17. The expert report states that Al-Qassam Brigades have been known to abduct, illegally detain and in some cases torture and kill individuals during periods of relative calm when major hostilities with Israel are not taking place, although these cases are rarer and less well-documented than those occurring during previous wars, but apart from the risks from Al-Qassam Brigades he would also face, she believed, a very serious risk of being detained and interrogated by Hamas' Internal Security. The threats and accusations he reports receiving during his previous interrogations by the Internal Security, the phone call he reports receiving after his return from the West Bank in June, 2015 in which he was threatened by someone claiming to be from the Internal Security, his failure to report to the Internal Security subsequently as the caller requested, and the summons he reports was delivered to his brother while he was in the UK, all indicate persistent interest in him from Internal Security.
18. The judge noted the provisions of paragraph 339K of the Immigration Rules and the fact that the only incident to which the appellant could refer was his detention in 2008 (relating to his walking in public with a female friend) which, while unpleasant and causing anxiety, could not be regarded as serious harm or persecution. Further, the incident occurred ten years ago and has not been repeated since then. I agree that the absence of past persecution and the lack of mistreatment of the appellant's family members is not determinative of the real risk of serious harm this appellant may face on his return.
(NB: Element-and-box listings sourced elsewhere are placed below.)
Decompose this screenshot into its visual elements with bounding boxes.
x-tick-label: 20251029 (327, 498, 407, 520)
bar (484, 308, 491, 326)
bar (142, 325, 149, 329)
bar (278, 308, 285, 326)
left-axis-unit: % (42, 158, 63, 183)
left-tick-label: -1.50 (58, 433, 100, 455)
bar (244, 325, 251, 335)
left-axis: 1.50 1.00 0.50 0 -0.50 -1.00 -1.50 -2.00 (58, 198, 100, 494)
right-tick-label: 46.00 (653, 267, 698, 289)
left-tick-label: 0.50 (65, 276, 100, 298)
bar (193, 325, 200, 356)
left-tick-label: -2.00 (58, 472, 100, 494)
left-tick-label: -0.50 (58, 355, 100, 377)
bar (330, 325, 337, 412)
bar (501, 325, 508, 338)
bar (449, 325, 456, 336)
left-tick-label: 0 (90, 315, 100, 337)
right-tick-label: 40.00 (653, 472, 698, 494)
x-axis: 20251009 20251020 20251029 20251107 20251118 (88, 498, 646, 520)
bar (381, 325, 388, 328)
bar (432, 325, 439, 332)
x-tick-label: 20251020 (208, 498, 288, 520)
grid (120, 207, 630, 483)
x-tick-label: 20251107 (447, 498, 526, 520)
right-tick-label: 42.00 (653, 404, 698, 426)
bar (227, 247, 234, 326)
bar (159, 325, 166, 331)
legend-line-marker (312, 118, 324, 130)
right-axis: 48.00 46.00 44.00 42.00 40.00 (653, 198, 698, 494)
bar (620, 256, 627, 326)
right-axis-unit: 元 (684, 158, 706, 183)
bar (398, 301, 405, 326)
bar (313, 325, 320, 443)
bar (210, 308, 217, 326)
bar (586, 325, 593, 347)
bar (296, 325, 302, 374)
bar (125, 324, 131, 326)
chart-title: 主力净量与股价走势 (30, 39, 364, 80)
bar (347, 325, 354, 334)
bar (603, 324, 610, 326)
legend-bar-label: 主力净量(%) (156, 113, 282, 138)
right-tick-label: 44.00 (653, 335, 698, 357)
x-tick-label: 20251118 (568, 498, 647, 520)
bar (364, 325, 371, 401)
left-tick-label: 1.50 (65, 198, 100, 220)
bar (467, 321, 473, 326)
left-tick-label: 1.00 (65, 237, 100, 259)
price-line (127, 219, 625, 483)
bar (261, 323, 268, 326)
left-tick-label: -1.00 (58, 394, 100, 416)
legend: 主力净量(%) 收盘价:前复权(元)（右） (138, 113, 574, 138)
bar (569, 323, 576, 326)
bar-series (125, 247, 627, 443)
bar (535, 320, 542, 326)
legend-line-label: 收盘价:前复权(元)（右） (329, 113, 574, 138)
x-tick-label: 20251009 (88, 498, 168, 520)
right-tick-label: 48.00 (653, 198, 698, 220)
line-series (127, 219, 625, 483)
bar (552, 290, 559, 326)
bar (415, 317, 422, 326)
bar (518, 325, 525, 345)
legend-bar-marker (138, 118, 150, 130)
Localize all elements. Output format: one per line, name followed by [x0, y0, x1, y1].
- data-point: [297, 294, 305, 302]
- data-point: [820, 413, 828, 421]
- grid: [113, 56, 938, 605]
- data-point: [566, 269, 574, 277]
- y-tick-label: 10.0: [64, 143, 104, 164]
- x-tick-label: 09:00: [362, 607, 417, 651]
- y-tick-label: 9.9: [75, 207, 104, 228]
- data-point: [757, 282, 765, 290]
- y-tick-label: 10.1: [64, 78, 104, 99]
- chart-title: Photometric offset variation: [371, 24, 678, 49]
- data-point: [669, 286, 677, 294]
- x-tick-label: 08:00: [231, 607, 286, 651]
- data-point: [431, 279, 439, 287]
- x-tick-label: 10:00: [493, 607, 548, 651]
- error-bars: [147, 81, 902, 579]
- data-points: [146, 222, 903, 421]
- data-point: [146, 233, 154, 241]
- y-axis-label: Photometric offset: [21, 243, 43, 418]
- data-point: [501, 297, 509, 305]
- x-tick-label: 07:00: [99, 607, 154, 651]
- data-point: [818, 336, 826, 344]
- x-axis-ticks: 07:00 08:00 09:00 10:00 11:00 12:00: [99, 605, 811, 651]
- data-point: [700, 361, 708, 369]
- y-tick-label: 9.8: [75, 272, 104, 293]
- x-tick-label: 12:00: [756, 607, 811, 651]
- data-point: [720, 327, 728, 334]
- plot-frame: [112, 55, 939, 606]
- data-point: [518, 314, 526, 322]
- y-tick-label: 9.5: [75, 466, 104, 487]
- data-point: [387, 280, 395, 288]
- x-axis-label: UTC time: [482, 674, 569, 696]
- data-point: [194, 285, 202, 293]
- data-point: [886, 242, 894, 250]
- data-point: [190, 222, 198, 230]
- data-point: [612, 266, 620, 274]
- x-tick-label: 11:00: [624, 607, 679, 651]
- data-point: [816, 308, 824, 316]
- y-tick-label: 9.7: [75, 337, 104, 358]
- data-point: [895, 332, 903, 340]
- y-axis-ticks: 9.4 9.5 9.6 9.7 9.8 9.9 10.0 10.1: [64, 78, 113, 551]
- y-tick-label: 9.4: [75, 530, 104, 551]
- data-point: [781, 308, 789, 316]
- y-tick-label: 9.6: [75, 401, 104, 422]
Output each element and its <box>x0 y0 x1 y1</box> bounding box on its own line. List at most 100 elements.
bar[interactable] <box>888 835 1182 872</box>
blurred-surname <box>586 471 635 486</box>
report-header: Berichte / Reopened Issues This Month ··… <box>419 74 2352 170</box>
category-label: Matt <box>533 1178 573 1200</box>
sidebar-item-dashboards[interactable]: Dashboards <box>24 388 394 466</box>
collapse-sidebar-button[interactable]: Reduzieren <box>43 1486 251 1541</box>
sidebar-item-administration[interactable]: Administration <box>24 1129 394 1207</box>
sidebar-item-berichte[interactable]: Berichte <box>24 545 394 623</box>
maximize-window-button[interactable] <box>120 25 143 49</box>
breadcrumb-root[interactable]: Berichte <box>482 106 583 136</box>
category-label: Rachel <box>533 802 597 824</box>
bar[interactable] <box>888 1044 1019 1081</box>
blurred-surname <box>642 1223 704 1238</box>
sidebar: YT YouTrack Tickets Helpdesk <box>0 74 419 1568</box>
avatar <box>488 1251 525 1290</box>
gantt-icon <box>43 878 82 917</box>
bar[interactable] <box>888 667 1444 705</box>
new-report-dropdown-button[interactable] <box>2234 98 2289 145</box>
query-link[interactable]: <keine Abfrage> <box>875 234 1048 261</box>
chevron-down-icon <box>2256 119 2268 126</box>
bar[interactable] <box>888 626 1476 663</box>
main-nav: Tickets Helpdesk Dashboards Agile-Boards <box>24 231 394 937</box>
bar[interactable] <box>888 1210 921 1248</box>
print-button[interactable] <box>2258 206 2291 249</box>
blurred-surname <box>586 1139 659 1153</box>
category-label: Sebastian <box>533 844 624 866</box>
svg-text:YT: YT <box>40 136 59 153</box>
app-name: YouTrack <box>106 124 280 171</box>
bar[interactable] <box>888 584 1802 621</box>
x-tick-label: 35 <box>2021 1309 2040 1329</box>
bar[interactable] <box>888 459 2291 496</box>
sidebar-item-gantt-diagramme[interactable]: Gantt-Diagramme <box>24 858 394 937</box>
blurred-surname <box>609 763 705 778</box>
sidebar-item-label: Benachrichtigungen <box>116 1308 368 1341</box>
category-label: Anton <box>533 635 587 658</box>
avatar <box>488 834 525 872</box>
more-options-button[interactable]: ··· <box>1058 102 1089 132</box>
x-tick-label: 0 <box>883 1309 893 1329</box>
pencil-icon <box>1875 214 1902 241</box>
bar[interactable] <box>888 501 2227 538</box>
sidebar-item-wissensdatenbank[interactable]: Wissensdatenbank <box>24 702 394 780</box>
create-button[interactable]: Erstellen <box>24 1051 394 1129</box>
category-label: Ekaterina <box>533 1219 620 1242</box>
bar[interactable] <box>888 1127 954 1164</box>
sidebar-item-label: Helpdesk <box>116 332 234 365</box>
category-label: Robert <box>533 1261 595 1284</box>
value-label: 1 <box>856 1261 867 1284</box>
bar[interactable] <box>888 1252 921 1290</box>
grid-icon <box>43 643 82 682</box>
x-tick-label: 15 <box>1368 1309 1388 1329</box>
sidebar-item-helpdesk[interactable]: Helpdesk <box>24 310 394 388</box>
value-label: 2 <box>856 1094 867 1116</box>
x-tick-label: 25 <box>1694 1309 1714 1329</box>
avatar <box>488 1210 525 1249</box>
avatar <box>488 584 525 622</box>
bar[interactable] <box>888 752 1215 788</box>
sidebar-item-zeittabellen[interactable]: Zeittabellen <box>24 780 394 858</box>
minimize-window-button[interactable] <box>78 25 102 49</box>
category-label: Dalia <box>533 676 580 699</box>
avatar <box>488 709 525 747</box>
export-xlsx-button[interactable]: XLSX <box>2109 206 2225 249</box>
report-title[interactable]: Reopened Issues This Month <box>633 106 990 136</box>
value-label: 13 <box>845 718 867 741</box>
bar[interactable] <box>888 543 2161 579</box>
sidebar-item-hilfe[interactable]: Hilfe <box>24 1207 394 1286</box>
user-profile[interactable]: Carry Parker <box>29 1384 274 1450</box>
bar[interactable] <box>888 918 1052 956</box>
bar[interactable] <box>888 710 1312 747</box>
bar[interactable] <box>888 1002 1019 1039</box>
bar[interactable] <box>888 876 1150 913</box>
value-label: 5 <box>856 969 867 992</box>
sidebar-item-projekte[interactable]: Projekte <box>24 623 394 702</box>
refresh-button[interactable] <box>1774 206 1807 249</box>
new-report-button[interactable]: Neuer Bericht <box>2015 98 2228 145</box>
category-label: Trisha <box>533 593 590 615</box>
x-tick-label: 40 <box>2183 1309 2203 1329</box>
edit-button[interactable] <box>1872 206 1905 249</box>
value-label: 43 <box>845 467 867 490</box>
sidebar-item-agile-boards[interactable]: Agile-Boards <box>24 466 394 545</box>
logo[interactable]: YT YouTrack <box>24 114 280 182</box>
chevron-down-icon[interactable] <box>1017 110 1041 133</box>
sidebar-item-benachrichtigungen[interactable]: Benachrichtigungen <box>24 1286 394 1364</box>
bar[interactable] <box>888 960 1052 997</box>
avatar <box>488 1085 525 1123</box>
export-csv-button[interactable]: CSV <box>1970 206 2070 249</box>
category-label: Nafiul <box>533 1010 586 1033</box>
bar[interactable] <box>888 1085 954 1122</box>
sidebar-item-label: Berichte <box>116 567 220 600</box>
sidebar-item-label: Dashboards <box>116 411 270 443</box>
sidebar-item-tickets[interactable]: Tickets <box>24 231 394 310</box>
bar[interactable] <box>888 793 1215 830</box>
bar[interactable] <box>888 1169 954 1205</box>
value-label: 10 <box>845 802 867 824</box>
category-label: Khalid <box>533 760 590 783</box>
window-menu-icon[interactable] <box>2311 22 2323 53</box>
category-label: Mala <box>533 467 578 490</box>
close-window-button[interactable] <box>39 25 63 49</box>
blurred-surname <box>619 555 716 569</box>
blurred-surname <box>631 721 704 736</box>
The risk is very clearly identified by the expert's evidence and I concluded therefore that the judge was wrong to dismiss the appellant's humanitarian protection claim. I set aside that part of the judge's decision and substitute my decision that the appellant's humanitarian appeal is allowed.
Summary
19. I find that the judge was correct to find that the appellant does fall within the provision of Article 1D of the Refugee Convention in that he is presently receiving protection from UNRWA as evidenced by the certificate of June, 2018. He is therefore excluded from the protection of the Refugee Convention and I find that Judge Henderson did not err in so finding. However, I believe that the judge did err in dismissing the appellant's humanitarian protection claim. I set aside that part of the judge's decision. For the reasons I have given I have concluded that the appellant would be at risk of serious harm on return to Palestine and I allow his humanitarian protection claim.
Richard Chalkley
Upper Tribunal Judge Chalkley
TO THE RESPONDENT
FEE AWARD
As I have allowed the appeal and because a fee has been paid or is payable, I have considered making a fee award and have decided to make a fee award of any fee which has been paid or may be payable for the following reason. On the evidence the appellant was entitled to the grant of humanitarian protection and leave to remain as a result.